All of this happens in the complete absence of a trial, unless the alleged infringer has elected to be tried in Court.
The alleged infringer then has 32 days to:
- »Pay 100% of the penalty, plus the fees for the courtesy letter and enforcement order; or
- »Apply to the Registrar of the RTIA to have the enforcement order revoked.
»The warrant of execution
If an alleged infringer fails to act on an enforcement order, the Registrar of the RTIA may, if he or she wishes to do so, issue a warrant of execution. Such warrant authorises the Sheriff to:
- »Seize movable property to the value of the penalty and its fees, together with his or her fees;
- »Seize the driving licence card of the alleged infringer;
- »Seize and/or deface all vehicle licence discs belonging to the alleged infringer; and
- »”Disable” the alleged infringer’s vehicle.
»Once again, the Registrar may issue a warrant of execution in the complete absence of any trial, and at his or her discretion.
» Presumption of service
The AARTO Act requires that where any document is required to be served in terms of its provisions, it must be served personally, or by so-called “registered mail”. The AARTO Amendment Act intends to also allow “electronic service”, which encompasses a broad range of electronic facilities.

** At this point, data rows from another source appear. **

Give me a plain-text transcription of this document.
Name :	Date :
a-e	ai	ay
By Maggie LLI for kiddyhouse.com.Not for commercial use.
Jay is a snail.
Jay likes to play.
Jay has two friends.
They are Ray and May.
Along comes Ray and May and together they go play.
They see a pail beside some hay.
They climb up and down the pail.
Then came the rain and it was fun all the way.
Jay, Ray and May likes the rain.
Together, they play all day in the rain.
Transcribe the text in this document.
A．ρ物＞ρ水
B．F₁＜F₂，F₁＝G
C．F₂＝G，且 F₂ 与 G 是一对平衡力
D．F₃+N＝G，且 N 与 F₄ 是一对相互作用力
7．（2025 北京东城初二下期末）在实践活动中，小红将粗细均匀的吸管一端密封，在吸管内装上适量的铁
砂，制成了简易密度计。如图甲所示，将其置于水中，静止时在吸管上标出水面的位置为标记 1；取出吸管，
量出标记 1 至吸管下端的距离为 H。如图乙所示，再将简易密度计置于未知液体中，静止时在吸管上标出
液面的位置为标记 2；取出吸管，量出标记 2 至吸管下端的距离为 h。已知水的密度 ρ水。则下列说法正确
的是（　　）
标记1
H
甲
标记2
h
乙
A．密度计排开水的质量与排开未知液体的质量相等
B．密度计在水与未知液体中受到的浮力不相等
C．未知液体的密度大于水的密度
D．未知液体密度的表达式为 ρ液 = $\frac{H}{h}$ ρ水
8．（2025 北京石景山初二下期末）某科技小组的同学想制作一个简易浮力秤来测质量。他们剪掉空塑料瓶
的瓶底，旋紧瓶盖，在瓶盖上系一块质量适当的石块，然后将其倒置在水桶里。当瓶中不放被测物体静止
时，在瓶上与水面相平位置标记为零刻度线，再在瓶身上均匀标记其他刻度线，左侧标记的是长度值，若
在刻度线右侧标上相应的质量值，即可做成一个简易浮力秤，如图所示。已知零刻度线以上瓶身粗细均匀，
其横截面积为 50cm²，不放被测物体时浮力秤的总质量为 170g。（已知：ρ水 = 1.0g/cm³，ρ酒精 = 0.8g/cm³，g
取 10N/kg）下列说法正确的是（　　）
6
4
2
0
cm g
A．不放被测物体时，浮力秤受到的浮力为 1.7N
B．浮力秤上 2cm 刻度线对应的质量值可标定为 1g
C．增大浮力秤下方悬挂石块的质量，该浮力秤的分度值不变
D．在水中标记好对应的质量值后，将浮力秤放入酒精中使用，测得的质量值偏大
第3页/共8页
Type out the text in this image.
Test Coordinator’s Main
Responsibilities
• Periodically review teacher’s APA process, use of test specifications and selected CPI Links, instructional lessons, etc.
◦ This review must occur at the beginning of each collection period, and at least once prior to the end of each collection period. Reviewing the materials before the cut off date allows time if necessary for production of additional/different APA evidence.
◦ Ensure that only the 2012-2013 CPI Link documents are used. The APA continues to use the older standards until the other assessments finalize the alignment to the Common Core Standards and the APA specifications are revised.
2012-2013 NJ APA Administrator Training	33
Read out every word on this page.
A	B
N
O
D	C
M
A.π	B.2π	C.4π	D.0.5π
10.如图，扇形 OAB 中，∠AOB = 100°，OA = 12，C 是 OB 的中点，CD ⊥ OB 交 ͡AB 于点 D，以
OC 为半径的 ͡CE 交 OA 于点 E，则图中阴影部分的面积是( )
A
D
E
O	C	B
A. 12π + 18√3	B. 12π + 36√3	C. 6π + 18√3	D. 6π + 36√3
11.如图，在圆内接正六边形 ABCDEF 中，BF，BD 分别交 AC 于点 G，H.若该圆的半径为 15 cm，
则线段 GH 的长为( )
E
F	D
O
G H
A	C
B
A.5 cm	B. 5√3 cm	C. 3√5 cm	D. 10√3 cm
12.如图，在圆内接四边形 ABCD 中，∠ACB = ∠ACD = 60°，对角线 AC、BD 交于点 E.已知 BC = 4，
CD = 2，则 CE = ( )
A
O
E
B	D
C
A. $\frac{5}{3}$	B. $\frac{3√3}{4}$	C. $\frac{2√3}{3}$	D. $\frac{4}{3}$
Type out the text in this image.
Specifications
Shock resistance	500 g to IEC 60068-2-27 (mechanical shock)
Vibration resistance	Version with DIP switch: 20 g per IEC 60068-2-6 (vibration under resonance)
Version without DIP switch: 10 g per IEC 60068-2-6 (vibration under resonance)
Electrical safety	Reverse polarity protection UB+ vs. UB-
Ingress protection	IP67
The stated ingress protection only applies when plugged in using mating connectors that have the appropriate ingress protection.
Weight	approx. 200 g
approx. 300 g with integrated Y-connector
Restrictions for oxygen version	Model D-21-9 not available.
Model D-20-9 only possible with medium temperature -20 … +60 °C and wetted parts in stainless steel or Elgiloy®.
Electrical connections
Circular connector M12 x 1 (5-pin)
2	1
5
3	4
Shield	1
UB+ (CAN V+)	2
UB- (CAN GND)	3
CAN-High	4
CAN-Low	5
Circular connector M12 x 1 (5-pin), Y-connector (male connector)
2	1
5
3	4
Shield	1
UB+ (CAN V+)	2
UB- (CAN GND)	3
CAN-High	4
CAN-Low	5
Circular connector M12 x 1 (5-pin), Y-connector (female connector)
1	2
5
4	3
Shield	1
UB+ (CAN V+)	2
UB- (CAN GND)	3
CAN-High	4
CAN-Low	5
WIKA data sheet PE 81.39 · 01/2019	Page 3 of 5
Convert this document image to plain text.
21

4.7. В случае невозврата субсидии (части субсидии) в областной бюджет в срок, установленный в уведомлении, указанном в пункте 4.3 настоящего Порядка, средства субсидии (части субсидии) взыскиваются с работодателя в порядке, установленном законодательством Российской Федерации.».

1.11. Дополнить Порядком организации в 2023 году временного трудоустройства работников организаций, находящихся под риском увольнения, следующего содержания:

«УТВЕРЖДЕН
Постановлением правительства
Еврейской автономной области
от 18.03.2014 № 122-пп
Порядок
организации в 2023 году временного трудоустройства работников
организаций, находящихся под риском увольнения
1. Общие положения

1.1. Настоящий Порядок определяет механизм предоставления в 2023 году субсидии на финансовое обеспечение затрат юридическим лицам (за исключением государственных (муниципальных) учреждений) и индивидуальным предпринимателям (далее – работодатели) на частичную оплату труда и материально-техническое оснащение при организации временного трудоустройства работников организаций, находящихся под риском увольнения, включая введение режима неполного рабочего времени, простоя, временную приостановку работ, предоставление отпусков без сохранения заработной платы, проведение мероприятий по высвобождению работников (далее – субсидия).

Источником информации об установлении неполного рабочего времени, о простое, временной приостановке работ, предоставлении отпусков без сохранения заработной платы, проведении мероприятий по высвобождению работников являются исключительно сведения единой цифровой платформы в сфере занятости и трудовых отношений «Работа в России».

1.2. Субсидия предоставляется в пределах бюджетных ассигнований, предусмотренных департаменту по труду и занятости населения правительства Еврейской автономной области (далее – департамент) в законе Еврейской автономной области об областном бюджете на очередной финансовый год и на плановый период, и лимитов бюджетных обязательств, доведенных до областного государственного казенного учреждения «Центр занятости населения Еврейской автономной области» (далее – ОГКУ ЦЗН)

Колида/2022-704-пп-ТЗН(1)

Whether such document is received by the intended addressee or not is of no interest to the authority that posted it. Instead, Section 30(2) of the AARTO Act provides that such document is “regarded” as having been served on the tenth day after posting. It does however contain a proviso that an alleged infringer may adduce evidence (which may be in the form of an affidavit) that the document was not served. That’s all well and good, but the RTIA regularly ignores such affidavits.